VIII. VERLIEZEN MET BEROEPSKARAKTER
Nummer 49/22
In 23/460 en 461 wordt erop gewezen dat de term "beroepsverliezen" in twee verschillende betekenissen wordt gebruikt.
Ter zake kan er alleen sprake zijn van beroepsverliezen in de betekenis die aan dat woord wordt gegeven in 23/461, nl. in de zin van verliezen die in feite beroepskosten zijn of er door art. 49, 2e lid, WIB 92, mee worden gelijkgesteld.

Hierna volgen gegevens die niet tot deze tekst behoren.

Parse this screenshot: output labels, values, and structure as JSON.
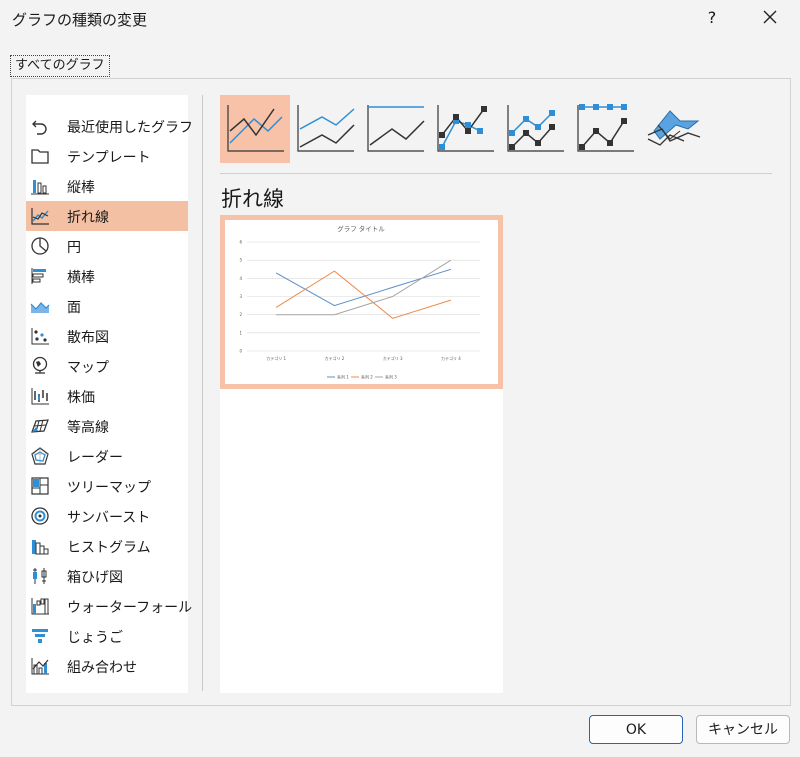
{
  "dialog": {
    "title": "グラフの種類の変更",
    "help": "?"
  },
  "tab": {
    "label": "すべてのグラフ"
  },
  "sidebar": {
    "items": [
      {
        "label": "最近使用したグラフ",
        "icon": "recent-icon"
      },
      {
        "label": "テンプレート",
        "icon": "folder-icon"
      },
      {
        "label": "縦棒",
        "icon": "column-chart-icon"
      },
      {
        "label": "折れ線",
        "icon": "line-chart-icon",
        "selected": true
      },
      {
        "label": "円",
        "icon": "pie-chart-icon"
      },
      {
        "label": "横棒",
        "icon": "bar-chart-icon"
      },
      {
        "label": "面",
        "icon": "area-chart-icon"
      },
      {
        "label": "散布図",
        "icon": "scatter-chart-icon"
      },
      {
        "label": "マップ",
        "icon": "map-globe-icon"
      },
      {
        "label": "株価",
        "icon": "stock-chart-icon"
      },
      {
        "label": "等高線",
        "icon": "surface-chart-icon"
      },
      {
        "label": "レーダー",
        "icon": "radar-chart-icon"
      },
      {
        "label": "ツリーマップ",
        "icon": "treemap-icon"
      },
      {
        "label": "サンバースト",
        "icon": "sunburst-icon"
      },
      {
        "label": "ヒストグラム",
        "icon": "histogram-icon"
      },
      {
        "label": "箱ひげ図",
        "icon": "box-whisker-icon"
      },
      {
        "label": "ウォーターフォール",
        "icon": "waterfall-icon"
      },
      {
        "label": "じょうご",
        "icon": "funnel-icon"
      },
      {
        "label": "組み合わせ",
        "icon": "combo-chart-icon"
      }
    ]
  },
  "subtypes": {
    "heading": "折れ線",
    "selected_index": 0,
    "count": 7
  },
  "preview": {
    "chart_data": {
      "type": "line",
      "title": "グラフ タイトル",
      "categories": [
        "カテゴリ 1",
        "カテゴリ 2",
        "カテゴリ 3",
        "カテゴリ 4"
      ],
      "ylim": [
        0,
        6
      ],
      "yticks": [
        "0",
        "1",
        "2",
        "3",
        "4",
        "5",
        "6"
      ],
      "grid": true,
      "legend": "bottom",
      "series": [
        {
          "name": "系列 1",
          "values": [
            4.3,
            2.5,
            3.5,
            4.5
          ],
          "color": "#5b8ec9"
        },
        {
          "name": "系列 2",
          "values": [
            2.4,
            4.4,
            1.8,
            2.8
          ],
          "color": "#ed8b4c"
        },
        {
          "name": "系列 3",
          "values": [
            2.0,
            2.0,
            3.0,
            5.0
          ],
          "color": "#a5a5a5"
        }
      ]
    }
  },
  "buttons": {
    "ok": "OK",
    "cancel": "キャンセル"
  },
  "colors": {
    "selection": "#f3c0a4",
    "accent_blue": "#2f8fd6",
    "ok_border": "#2a62b8"
  }
}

Om iedere verwarring te voorkomen, worden die beroepsverliezen in de commentaar "verliezen met beroepskarakter" genoemd.
Het spreekt vanzelf dat voor dergelijke "verliezen met beroepskarakter" de regels gelden die voor de andere beroepskosten gesteld zijn inzake voorwaarden van aftrekbaarheid en bewijslast.